Sets of Ramsey-limit points and IP-limit points

TL;DR

This paper investigates the relationship between Ramsey-limit points and IP-limit points in uncountable Polish spaces, showing both sets of limit points form exactly the nonempty analytic subsets, using partition regular functions.

Contribution

It establishes that both types of limit points are precisely the nonempty analytic subsets of the space, and introduces a unified approach via partition regular functions.

Findings

Both families of limit points are exactly the nonempty analytic subsets.

The notions of IP-limit points and Ramsey-limit points do not coincide in general.

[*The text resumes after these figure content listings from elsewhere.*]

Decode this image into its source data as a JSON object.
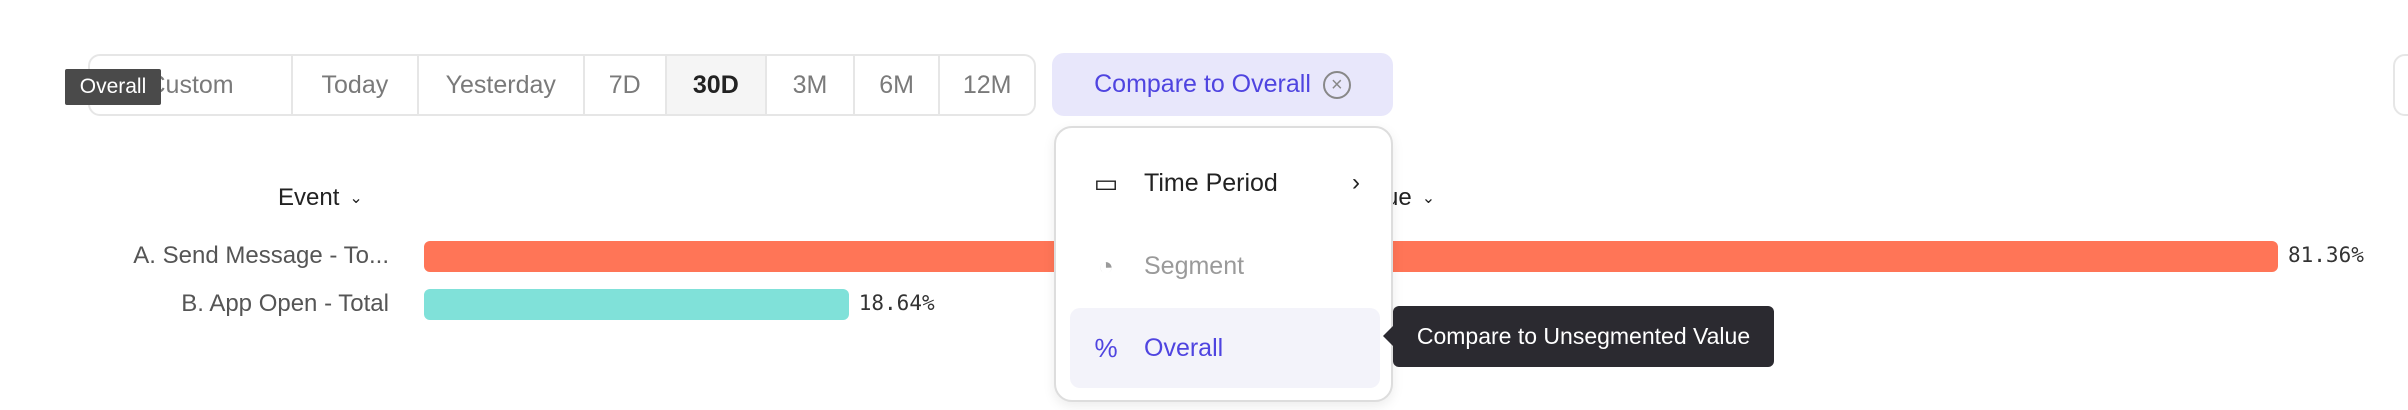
{
  "date_range": {
    "items": [
      "Custom",
      "Today",
      "Yesterday",
      "7D",
      "30D",
      "3M",
      "6M",
      "12M"
    ],
    "selected": "30D"
  },
  "compare": {
    "label": "Compare to Overall",
    "clear_icon": "circle-x-icon"
  },
  "tooltip_small": "Overall",
  "table": {
    "headers": {
      "event": "Event",
      "value": "ue"
    },
    "rows": [
      {
        "label": "A. Send Message - To...",
        "value": "81.36%",
        "pct": 81.36,
        "color": "#ff7557"
      },
      {
        "label": "B. App Open - Total",
        "value": "18.64%",
        "pct": 18.64,
        "color": "#80e1d9"
      }
    ]
  },
  "menu": {
    "items": [
      {
        "label": "Time Period",
        "icon": "calendar-icon",
        "has_submenu": true
      },
      {
        "label": "Segment",
        "icon": "segment-icon",
        "disabled": true
      },
      {
        "label": "Overall",
        "icon": "percent-icon",
        "selected": true
      }
    ]
  },
  "tooltip_big": "Compare to Unsegmented Value",
  "colors": {
    "accent": "#4f44e0",
    "accent_bg": "#e8e7fb"
  }
}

Partition regular functions provide a unified framework for these convergence types.

Abstract

Let $X$ be an uncountable Polish space and let $\mathcal{H}$ be the Hindman ideal, that is, the family of all $S\subseteq \omega$ which are not $IP$-sets. For each sequence $x=(x_n)_{n \in \omega}$ taking values in $X$, let $\Lambda_{x}(FS)$ be the set of $IP$-limit points of $x$. Also, let $\Lambda_{x}(\mathcal{H})$ be the set of $\mathcal{H}$-limit points of $x$, that is, the set of ordinary limits of subsequences $(x_n)_{n \in S}$ with $S\notin \mathcal{H}$. After proving that these two notions do not coincide in general, we show that both families of nonempty sets of the type $\Lambda_{x}(FS)$ and of the type $\Lambda_{x}(\mathcal{H})$ are precisely the class of nonempty analytic subsets of $X$. An analogous result holds also for Ramsey convergence. In the proofs, we use the concept of partition regular functions introduced in J. Symb. Log. (2024) [doi:10.1017/jsl.2024.8], which provide a unified approach to these types of convergence.